As mentioned, OR-Tools CP-SAT is strictly integer.

# ❌ Problem: model.Add(x * 0.1 <= 5)
# ✅ Solution: 
model.Add(x <= 50) # Multiply both sides by 10

Infeasible Models

If solver.Solve(model) returns INFEASIBLE, it means your constraints are contradictory.

# ✅ Solution: Use 'Sufficient Assmptions' or 'Constraint Relaxation'
# to identify which constraint is causing the conflict.

Symmetry

If items A and B are identical, the solver will waste time checking both "A in Bin 1, B in Bin 2" and "B in Bin 1, A in Bin 2".

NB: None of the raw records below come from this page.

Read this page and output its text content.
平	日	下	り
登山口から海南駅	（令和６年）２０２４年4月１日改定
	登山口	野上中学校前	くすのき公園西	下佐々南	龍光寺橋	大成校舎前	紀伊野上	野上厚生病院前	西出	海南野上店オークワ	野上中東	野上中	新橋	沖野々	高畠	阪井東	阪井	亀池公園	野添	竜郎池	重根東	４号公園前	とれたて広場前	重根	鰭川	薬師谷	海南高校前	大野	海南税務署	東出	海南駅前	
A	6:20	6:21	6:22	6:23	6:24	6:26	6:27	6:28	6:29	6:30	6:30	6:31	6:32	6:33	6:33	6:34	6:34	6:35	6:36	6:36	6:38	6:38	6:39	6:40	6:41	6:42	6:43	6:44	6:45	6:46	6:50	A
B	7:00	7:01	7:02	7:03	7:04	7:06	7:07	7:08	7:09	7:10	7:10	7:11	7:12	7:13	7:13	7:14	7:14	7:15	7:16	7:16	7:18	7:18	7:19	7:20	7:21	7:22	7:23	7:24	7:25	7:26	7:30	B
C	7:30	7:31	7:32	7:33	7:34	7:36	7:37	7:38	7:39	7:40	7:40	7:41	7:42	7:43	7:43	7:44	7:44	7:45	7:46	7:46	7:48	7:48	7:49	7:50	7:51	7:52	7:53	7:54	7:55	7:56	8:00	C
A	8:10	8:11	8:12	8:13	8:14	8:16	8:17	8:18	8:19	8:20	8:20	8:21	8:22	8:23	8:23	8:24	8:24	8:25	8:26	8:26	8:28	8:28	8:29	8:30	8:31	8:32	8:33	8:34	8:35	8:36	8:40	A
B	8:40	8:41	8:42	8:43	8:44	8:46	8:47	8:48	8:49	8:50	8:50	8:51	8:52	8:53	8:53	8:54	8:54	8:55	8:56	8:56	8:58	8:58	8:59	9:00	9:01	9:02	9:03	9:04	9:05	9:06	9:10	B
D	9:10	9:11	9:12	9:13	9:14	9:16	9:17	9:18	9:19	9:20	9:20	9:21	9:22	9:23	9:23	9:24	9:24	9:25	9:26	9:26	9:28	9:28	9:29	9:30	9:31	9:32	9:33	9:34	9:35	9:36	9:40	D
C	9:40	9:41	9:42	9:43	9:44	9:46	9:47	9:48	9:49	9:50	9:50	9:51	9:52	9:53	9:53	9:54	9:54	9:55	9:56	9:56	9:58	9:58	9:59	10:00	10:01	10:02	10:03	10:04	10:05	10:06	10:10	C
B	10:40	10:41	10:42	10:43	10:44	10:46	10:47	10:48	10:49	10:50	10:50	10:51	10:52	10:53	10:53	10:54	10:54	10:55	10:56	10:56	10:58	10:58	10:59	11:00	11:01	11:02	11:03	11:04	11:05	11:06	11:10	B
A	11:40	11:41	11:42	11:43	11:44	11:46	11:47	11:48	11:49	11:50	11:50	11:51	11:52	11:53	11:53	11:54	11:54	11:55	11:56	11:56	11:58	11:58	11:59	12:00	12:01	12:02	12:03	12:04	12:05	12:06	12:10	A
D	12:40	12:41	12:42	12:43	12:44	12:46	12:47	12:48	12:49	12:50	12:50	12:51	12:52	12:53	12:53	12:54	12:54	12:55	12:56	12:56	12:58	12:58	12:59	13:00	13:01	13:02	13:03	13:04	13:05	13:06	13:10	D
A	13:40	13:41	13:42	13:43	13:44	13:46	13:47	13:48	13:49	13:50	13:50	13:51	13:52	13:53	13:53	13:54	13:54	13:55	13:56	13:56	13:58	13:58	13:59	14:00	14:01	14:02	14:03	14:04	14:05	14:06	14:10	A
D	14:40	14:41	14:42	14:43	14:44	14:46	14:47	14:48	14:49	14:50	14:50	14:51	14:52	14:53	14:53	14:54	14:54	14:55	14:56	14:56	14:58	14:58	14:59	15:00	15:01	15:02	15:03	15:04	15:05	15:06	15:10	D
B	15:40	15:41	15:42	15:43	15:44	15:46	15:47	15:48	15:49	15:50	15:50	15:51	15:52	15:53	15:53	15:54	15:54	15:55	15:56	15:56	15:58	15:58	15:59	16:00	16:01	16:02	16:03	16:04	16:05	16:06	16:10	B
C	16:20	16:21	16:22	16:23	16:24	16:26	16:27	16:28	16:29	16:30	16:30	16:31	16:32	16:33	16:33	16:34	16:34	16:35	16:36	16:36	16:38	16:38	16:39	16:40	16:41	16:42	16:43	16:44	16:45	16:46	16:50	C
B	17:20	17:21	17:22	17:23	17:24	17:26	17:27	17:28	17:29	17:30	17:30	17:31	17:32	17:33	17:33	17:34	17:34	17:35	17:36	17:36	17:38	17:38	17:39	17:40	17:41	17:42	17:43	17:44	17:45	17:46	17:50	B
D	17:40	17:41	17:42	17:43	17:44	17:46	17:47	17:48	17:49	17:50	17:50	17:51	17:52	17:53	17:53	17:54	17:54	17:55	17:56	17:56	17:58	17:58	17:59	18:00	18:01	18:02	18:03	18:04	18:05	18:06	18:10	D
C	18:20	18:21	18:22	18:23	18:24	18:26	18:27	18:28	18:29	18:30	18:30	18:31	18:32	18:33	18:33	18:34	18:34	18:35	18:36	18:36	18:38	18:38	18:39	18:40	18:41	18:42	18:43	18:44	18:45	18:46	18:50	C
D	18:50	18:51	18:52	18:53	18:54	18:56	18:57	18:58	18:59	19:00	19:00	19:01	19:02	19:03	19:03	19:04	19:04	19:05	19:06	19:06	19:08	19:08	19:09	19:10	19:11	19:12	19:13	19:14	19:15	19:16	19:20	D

# ✅ Solution: Add symmetry-breaking constraints
# model.Add(x_A <= x_B) # Force an ordering

Best Practices

  1. Always check solver status before accessing variable values
  2. Scale floating-point values to integers when using CP-SAT
  3. Set time limits for complex problems to get feasible solutions quickly
  4. Use appropriate solver - CP-SAT for discrete, GLOP for continuous LP
  5. Break symmetry in models with identical variables to speed up solving
  6. Narrow variable domains as much as possible for better performance
  7. Use hints when you have good initial guesses
  8. Enable parallel solving for large problems when available
  9. Verify solutions by checking constraints are satisfied
  10. Document your model - variable names and constraint logic

Google OR-Tools is the heavy machinery of the optimization world. It solves the discrete puzzles that power global logistics, airline scheduling, and manufacturing, turning impossible "Trial and Error" into mathematical certainty.